After American General Life Insurance Company issued a life insurance policy to the Hana Family Trust on the life of Hana Salamon on the basis of an application she completed and executed, it sent her a letter purportedly rescinding the policy “due to material misrepresentations in your application for life insurance coverage.” A federal district court judge found, however, that the insurer had waived its right to rescind the policy because it had “sufficient information” that there were misrepresentations in the application but it “continued to accept payments after discovering those misrepresentations.” Rejecting the contention that the insurer’s acceptance and retention of premiums should be excused because it was inadvertent, the court concluded that the insurer’s attempt to both accept premium payments and reserve the right to rescind a contract was “unenforceable.” [American General Life Ins. Co. v. Salamon, 09-CV-5428 (KAM)(SMG) (E.D.N.Y. March 16, 2011).]

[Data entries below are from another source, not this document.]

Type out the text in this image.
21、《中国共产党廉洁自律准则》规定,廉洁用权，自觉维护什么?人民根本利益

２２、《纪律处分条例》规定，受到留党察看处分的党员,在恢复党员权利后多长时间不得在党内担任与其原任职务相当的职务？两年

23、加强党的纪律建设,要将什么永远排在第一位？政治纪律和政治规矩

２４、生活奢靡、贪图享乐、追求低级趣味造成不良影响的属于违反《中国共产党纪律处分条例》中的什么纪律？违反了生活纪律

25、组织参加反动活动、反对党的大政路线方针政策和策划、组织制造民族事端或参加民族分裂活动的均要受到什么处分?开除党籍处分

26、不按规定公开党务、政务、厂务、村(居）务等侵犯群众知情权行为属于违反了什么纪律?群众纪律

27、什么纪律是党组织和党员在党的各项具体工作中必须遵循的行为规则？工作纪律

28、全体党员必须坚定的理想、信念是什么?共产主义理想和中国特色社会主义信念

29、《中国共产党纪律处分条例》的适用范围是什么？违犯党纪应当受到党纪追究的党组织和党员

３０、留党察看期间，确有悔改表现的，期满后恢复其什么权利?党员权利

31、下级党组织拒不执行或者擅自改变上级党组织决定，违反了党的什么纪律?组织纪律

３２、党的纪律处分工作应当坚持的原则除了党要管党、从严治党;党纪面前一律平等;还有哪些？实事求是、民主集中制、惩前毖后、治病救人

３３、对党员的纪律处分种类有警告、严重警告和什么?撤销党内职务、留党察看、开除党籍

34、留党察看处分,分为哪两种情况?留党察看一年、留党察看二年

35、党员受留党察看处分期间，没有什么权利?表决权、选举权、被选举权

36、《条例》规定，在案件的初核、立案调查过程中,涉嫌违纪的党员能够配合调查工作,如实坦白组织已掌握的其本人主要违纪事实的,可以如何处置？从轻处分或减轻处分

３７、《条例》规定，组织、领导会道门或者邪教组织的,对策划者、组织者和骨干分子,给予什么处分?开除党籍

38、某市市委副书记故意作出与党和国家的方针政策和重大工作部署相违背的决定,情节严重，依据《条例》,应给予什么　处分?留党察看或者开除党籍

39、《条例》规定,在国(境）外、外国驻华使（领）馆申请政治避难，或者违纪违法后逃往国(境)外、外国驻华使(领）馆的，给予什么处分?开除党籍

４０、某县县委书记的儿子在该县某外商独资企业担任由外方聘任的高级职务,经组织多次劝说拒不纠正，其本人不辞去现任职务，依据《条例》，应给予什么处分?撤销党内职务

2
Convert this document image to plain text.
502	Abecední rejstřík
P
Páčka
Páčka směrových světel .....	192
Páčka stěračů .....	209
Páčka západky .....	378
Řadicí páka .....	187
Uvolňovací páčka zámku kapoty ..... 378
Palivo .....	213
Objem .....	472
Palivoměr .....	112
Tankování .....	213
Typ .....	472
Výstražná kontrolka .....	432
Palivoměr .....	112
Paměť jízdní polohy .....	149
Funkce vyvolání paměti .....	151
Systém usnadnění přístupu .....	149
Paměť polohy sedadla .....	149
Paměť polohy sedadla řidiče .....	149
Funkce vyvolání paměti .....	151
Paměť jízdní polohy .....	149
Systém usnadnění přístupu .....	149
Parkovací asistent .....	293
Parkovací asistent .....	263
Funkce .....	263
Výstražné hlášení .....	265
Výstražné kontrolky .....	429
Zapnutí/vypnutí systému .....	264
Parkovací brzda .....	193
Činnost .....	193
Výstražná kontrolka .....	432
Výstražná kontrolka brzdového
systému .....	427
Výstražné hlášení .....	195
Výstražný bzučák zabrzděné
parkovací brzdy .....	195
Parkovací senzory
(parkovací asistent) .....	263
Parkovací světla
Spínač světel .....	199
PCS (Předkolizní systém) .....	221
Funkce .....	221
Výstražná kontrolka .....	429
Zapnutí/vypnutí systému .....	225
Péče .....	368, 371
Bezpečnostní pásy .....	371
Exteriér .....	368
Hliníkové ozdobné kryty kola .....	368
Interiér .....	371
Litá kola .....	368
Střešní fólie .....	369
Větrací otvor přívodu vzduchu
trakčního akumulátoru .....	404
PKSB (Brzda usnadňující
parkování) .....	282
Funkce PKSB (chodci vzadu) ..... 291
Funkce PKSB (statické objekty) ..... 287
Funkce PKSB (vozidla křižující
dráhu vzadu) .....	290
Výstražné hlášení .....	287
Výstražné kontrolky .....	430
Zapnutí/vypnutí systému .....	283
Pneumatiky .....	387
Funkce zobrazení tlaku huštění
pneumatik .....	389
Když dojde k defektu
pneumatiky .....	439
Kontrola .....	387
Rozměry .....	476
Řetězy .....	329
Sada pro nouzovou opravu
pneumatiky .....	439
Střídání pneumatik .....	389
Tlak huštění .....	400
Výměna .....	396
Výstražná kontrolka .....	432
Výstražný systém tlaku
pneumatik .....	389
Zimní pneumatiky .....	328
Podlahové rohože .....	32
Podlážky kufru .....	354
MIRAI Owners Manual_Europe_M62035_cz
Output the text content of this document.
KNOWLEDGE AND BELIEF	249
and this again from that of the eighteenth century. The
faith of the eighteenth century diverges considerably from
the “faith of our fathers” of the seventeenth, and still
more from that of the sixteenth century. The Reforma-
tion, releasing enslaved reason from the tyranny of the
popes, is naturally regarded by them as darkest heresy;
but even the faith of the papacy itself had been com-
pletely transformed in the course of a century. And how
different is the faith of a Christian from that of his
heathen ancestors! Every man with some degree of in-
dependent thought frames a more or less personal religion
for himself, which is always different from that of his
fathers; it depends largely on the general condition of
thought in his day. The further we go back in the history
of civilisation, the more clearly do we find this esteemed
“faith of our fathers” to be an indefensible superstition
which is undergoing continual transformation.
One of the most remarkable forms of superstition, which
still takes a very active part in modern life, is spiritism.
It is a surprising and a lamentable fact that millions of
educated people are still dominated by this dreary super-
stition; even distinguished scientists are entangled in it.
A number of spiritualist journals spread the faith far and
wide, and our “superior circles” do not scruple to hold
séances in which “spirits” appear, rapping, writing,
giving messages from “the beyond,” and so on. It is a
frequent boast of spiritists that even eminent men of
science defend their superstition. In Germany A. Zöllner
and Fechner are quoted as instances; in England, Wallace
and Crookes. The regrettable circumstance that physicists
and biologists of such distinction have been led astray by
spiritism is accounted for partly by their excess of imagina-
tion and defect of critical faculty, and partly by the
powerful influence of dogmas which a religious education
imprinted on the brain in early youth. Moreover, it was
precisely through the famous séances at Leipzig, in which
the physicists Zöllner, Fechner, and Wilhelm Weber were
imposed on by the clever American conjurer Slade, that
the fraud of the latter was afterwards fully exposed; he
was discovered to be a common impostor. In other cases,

Insureds’ Delay In Notifying Insurer Dooms Coverage Claim

Building owners named in a personal injury action sought a defense and indemnity from their insurer. The court found that the building superintendent’s knowledge of the alleged accident and injuries was imputable to the building owners and, therefore, they had knowledge of the occurrence about 76 days before they notified their insurer. As such, the court found, the notice to the insurer was untimely as a matter of law. The court also rejected the owners’ contention that their failure to give timely notice should be excused because they had a good faith belief of non-liability, concluding that even if the building’s property manager believed that the injured party would not assert a claim, that belief “was not reasonable” because the insureds “did not undertake any investigation of the incident, or make inquiry regarding the property manager’s alleged belief that the injury was slight.” [Tower Ins. of N.Y. v. Amsterdam Apts., LLC, 2011 N.Y. Slip Op. 01689 (1st Dep’t March 8, 2011).]